One principal difficulty land mine clearance must cope with is the diversity of mines. Land mines can target either vehicles, principally tanks, or people. I will concentrate exclusively antipersonnel mines, since they represent the overwhelming majority. Further, anti-tank mines are generally designed so that the weight of a person will not detonate them, and being larger and heavier than antipersonnel mines, are correspondingly easier to locate. In fact, a frequent military application of antipersonnel mines is to deter and impede anti-tank mine clearance.

Of the more than 700 types of known antipersonnel mines, the most common is the blast mine. It is buried at a shallow depth in the soil, rarely deeper than 10 cm, and triggered by the pressure of a footstep. The trigger requires a minimum weight of about 5 kg so as not to be set off by small animals, but many of these mines are crudely constructed and deteriorate in the ground so one cannot predict the conditions which will cause them to explode. The square wooden box PMD-6, encountered frequently in Cambodia, can spontaneously explode or be triggered by a very slight pressure as the wood rots and components shift.

A blast mine typically injures only the person who steps on it, resulting in the amputation of a leg. Since many proposals for mine clearance involve means to detonate mines in place, I'd like to give you a sense of the magnitude of the explosions we're talking about.

At this point in the session I played a video of detonations of various amounts of high explosive conducted at the Swiss Army proving ground at Thun, Switzerland on 20th September 1996 in order to measure blast, sand and gravel dispersal effects, and test attenuation of these by various water-filled devices. The movies were made in 1996; due to Web bandwidth limitations at the time, they were made as 192×144 pixel thumbnails. No larger versions are available. The perturbations seen on the videos are due to the effects of the shock wave on the tape transit mechanism of the analogue camcorder used to record them.

• 25 grams of high explosive. This is representative of the low end of scatterable mine charges.

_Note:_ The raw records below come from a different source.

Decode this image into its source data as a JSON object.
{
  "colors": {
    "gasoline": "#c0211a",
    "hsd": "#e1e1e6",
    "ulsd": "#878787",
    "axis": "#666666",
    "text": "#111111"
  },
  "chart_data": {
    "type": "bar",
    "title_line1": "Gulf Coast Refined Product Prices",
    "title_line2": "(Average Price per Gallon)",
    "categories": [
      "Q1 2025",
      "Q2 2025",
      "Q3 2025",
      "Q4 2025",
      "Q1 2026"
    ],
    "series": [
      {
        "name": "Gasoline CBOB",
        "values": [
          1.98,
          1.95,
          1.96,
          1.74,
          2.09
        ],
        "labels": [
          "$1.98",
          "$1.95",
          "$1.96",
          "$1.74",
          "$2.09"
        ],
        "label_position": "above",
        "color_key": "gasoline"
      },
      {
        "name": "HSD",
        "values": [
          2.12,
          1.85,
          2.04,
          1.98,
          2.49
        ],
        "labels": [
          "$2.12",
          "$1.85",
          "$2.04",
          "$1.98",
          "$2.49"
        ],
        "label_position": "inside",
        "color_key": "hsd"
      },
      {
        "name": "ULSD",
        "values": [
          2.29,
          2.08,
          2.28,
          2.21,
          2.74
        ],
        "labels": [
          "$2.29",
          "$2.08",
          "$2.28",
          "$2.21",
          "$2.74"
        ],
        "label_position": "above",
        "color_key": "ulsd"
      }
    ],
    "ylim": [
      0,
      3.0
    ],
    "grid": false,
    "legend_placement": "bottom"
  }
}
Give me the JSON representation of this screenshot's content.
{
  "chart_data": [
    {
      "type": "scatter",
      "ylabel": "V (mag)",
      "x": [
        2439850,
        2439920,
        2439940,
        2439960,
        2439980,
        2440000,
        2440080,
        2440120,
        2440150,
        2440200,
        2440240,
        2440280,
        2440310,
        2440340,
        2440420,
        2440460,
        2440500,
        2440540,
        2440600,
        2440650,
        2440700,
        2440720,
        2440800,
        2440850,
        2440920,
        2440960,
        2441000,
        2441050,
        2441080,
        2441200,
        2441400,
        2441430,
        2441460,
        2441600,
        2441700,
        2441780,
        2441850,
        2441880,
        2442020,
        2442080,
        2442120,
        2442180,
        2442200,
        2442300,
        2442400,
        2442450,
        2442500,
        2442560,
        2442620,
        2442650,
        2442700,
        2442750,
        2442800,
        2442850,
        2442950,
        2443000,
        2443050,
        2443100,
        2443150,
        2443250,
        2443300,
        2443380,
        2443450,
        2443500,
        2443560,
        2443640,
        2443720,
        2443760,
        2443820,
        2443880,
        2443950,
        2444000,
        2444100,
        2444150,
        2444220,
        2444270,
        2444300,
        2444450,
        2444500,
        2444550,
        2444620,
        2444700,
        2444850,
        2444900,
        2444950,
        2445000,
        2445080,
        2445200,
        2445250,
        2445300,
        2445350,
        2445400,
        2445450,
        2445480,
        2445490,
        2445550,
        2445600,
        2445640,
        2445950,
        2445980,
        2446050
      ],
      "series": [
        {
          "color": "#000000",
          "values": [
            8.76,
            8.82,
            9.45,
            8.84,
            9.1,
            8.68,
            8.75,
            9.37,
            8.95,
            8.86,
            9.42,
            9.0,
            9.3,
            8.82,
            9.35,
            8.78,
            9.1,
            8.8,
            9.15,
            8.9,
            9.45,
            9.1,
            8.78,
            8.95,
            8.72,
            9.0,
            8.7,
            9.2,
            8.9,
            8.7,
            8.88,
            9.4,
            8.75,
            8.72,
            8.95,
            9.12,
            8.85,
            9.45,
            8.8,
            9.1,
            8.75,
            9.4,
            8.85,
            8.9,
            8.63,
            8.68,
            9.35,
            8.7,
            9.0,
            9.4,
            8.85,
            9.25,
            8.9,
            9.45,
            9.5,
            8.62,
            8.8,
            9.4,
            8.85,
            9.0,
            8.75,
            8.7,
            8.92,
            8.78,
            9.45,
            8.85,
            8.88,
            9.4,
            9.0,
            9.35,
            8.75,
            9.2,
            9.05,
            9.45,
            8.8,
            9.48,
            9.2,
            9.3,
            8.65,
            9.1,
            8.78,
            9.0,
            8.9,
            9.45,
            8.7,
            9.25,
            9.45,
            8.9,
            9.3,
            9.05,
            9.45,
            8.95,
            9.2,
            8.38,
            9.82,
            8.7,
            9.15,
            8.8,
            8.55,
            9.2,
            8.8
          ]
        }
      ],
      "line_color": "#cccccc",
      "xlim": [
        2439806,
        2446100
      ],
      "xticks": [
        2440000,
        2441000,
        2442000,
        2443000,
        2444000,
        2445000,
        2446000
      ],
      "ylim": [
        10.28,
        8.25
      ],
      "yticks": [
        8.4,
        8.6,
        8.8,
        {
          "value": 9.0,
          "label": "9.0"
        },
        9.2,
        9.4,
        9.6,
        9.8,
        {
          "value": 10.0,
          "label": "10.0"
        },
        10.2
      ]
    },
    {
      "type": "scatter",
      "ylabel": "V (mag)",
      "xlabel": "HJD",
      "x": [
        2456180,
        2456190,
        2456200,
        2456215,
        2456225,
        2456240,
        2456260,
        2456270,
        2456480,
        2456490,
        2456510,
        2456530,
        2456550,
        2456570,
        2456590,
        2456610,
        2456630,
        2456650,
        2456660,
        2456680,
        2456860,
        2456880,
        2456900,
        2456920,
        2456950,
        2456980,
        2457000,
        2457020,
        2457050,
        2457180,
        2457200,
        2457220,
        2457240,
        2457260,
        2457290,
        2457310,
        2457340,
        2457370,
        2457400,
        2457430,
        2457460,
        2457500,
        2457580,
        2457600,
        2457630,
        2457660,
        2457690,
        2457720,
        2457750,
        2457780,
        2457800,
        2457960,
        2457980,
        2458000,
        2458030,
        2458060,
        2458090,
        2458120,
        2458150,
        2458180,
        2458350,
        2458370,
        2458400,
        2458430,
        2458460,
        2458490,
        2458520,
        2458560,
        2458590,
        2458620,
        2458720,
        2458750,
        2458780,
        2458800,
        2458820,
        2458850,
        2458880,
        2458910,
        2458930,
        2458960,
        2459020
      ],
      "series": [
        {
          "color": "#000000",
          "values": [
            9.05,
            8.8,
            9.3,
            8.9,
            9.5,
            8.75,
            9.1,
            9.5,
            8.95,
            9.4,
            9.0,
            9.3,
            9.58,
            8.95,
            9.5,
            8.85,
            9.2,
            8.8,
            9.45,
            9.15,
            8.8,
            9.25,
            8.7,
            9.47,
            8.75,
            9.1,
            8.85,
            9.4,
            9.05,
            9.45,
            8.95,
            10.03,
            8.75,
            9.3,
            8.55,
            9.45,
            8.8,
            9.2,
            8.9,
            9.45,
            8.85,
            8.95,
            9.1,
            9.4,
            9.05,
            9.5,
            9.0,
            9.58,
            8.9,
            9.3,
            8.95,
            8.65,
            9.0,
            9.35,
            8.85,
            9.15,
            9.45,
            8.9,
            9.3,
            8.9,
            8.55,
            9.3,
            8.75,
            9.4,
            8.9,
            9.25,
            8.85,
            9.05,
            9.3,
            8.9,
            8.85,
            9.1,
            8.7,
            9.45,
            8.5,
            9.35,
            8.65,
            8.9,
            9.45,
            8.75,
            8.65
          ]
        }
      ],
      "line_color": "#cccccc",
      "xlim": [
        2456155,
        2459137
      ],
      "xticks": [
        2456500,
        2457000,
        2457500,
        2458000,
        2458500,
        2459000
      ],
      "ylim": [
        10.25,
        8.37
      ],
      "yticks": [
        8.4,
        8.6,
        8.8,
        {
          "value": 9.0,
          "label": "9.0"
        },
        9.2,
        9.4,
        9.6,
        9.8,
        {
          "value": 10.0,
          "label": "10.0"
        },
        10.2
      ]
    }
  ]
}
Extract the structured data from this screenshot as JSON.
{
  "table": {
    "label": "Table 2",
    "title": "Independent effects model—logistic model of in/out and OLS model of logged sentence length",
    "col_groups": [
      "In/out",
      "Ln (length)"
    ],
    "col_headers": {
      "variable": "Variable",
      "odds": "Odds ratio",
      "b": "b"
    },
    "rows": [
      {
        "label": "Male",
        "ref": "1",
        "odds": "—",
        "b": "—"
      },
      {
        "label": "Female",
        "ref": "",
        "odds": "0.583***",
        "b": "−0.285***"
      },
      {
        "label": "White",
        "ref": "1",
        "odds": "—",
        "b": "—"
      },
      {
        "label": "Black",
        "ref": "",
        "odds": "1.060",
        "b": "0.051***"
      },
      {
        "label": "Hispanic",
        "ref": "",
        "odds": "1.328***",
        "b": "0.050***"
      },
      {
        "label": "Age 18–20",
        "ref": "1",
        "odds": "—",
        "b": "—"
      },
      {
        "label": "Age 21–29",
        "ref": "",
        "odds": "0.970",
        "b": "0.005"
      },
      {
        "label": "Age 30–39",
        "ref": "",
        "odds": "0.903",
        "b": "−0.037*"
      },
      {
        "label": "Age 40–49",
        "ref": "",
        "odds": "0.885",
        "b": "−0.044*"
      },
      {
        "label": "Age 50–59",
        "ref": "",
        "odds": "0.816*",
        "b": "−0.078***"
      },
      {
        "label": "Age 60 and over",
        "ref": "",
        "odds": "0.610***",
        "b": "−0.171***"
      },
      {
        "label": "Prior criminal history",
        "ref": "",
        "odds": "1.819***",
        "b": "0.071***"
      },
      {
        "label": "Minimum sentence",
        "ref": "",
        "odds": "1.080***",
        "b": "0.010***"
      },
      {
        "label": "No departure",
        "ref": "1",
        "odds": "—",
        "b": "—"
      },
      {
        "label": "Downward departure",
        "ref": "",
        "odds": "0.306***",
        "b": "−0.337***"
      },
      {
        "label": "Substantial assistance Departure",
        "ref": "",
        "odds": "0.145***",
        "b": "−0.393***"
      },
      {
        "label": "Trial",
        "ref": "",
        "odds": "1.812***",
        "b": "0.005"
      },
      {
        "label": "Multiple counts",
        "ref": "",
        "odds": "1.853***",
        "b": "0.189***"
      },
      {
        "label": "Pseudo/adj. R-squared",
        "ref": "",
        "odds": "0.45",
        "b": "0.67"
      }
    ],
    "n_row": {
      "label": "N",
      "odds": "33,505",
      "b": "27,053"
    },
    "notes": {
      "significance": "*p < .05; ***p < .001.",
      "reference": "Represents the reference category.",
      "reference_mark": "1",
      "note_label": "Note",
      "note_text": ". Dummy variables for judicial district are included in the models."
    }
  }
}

• Swiss Army issue antipersonnel mine with 100 grams of high explosive. Detonation was triggered by an experimental device intended for in-place destruction of buried mines. Unfortunately, the autofocus of the camcorder used to make this movie spent most of the time focused on cracks in the armoured window though which it was aimed.
  

• 110 grams of high explosive. This shot served to verify that the detonation effects of electrically-fired plastique explosive were comparable to those of a pressure-triggered blast mine. Confirming this allowed using the much safer plastique for all subsequent tests. A water bottle and wooden pole were placed near the detonation to test their survivability as components of an experimental robot wheel.

• 110 grams of high explosive fired under the experimental robot wheel assembly. Only a quarter wheel was built for the experiment.

  

  The wheel had an aluminium rim with water-filled PET bottles forming the tire and a wooden pole as the axle. This device was blown to smithereens by the explosion and was not judged to be a promising design.
  

• 250 grams of high explosive. This represents the high end of the blast mine range.

• 250 grams of high explosive buried in gravel. Impact effects of dispersed gravel were measured at various distances from the detonation. Ejecta can be seen knocking over an empty PET bottle (debris from the experimental wheel) in the foreground.

• 250 grams of high explosive buried in gravel, with a garbage bag filled with water on top. Impacts on panels were compared with the previous shot to evaluate the effectiveness of water in minimising the damage from in-place detonation of mines. Fragments of the garbage bag can be seen falling to the ground after the detonation.